In his new book 2062: The World that AI Made, UNSW Artificial Intelligence expert Toby Walsh urges us to take stock and choose wisely as we embrace the Fourth Industrial Revolution.

What will happen when we’ve built machines as intelligent as us? According to the experts this incredible feat will be achieved in the year 2062 – a mere 44 years away – which certainly begs the question: What will the world, our jobs, the economy, politics, war, and everyday life and death, look like then?

Fortunately, Toby Walsh, Scientia Professor of Artificial Intelligence (AI) at UNSW has done the research for us.

An avid sci-fi fan from childhood, Walsh, who also leads the Algorithmic Decision Theory group at Data61 – Australia's Centre of Excellence for ICT Research, has long been fascinated by robots, machines and the future. In 2017, he published his first book, It’s Alive!, in which he tells the story of AI and how it is already impacting our societies, economies and interactions.

“After I published It’s Alive!, people started asking me lots of questions about the social impact of AI, in particular the increasing concerns about how it’s encroaching into our lives,” he says. “That’s why I wrote my second book, 2062: The World that AI Made, which ignores the technology, and focuses instead on the reality and impact of where AI is going to take us.”

According to Walsh, (and, he says, the vast majority of his colleagues) this future look less like the dystopian world of The Terminator and more like the sensitive world of Short Circuit. “Most of the movies from Hollywood featuring AI paint a very disturbing picture of the future. But there is one movie that seems to get it right,” Walsh continues.

He is referring to the 2013 American sci-fi movie Her where the protagonist falls in love with his intelligent computer operating system. “One thing Her does really well is to demonstrate our deepening relationship with machines,” Walsh explains.

“As the Internet of Things gets more established and our devices become interconnected, things like your front door, washing machine, fridge and TV, will all be voice activated. You’ll just walk into a room and start talking and the room will obey your commands,” he says.

We are at a critical junction in history where there’s a lot to play for. . It’s rightly called the Fourth Industrial Revolution, and we need to start making choices so that it turns out to be a revolution that everyone can benefit from.

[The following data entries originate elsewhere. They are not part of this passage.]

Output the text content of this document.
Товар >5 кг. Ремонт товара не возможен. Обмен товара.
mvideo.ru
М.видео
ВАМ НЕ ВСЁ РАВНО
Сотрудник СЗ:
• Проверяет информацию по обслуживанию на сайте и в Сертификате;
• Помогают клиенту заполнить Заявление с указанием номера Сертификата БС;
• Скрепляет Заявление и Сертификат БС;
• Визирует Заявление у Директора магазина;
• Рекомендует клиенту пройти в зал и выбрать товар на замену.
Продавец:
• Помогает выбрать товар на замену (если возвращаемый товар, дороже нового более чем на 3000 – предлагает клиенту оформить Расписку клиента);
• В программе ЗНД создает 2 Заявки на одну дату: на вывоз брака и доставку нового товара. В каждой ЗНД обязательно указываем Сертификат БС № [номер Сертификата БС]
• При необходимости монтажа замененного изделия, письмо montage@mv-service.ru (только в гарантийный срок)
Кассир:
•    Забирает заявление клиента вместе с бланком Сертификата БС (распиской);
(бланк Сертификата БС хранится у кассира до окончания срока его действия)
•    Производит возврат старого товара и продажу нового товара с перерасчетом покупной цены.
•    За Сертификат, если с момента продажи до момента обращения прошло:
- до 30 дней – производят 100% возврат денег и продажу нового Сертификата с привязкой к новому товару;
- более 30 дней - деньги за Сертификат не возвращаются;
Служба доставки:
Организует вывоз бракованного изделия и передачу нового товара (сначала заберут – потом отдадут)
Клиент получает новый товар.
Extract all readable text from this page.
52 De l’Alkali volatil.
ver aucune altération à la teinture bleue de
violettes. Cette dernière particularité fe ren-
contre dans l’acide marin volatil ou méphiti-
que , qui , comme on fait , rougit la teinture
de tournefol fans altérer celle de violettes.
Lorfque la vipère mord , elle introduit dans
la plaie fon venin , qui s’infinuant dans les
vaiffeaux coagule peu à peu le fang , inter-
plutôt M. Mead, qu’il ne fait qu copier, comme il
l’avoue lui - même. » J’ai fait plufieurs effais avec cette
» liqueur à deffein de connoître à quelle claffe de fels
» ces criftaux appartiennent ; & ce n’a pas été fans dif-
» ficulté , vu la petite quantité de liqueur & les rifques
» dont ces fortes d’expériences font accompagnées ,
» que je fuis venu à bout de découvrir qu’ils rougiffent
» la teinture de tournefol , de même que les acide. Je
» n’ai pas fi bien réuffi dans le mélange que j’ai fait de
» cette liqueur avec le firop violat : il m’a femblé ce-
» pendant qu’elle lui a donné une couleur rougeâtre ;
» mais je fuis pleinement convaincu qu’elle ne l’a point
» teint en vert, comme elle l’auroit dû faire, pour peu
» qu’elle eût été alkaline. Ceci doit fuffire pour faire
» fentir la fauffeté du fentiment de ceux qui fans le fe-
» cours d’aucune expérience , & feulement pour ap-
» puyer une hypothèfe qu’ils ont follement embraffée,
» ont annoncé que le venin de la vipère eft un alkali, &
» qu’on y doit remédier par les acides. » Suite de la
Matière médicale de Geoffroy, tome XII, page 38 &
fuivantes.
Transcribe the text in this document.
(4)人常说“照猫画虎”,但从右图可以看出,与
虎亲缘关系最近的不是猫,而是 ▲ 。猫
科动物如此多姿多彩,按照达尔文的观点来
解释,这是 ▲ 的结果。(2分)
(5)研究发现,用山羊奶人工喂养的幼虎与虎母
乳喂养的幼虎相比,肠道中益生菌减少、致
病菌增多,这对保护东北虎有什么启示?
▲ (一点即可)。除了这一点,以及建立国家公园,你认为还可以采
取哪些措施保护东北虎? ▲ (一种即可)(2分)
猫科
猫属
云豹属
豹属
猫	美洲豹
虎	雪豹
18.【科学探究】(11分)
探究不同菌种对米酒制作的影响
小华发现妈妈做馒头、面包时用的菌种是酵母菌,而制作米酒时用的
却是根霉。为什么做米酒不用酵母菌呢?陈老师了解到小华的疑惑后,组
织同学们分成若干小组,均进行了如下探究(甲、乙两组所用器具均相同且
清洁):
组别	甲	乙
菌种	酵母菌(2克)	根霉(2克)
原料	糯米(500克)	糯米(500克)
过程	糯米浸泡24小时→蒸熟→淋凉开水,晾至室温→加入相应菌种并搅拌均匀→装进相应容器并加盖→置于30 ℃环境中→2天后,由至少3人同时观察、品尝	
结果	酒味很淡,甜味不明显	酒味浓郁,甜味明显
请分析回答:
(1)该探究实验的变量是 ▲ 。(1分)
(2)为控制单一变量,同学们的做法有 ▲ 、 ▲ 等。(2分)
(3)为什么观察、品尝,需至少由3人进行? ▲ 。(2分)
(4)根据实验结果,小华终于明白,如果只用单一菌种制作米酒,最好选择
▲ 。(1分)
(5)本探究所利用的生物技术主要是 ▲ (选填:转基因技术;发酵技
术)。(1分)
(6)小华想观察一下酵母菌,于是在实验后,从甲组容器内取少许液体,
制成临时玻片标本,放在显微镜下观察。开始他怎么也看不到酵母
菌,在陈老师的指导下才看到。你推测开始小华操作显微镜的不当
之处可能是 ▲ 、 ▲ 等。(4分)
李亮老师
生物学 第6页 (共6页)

Scientia Professor of Artificial Intelligence at UNSW and leader of the Algorithmic Decision Theory group at Data61

While Walsh makes a series of predications based on the way the technology is heading, he is very careful to emphasise that the future isn’t fixed. There is no technological determinism and what happens next in AI is very much the product of the choices we make today. In other words, we must consciously choose the future we want.

“We are at a critical junction in history where there’s a lot to play for. It’s rightly called the Fourth Industrial Revolution, and we need to start making choices so that it turns out to be a revolution that everyone can benefit from,” he says.

The book covers topics including privacy, education, equality, politics, warfare and work and although Walsh says there is absolutely no need to be worried about the Hollywood version of the future where the robots rise up and take over the world, there are a few things we do need to urgently address.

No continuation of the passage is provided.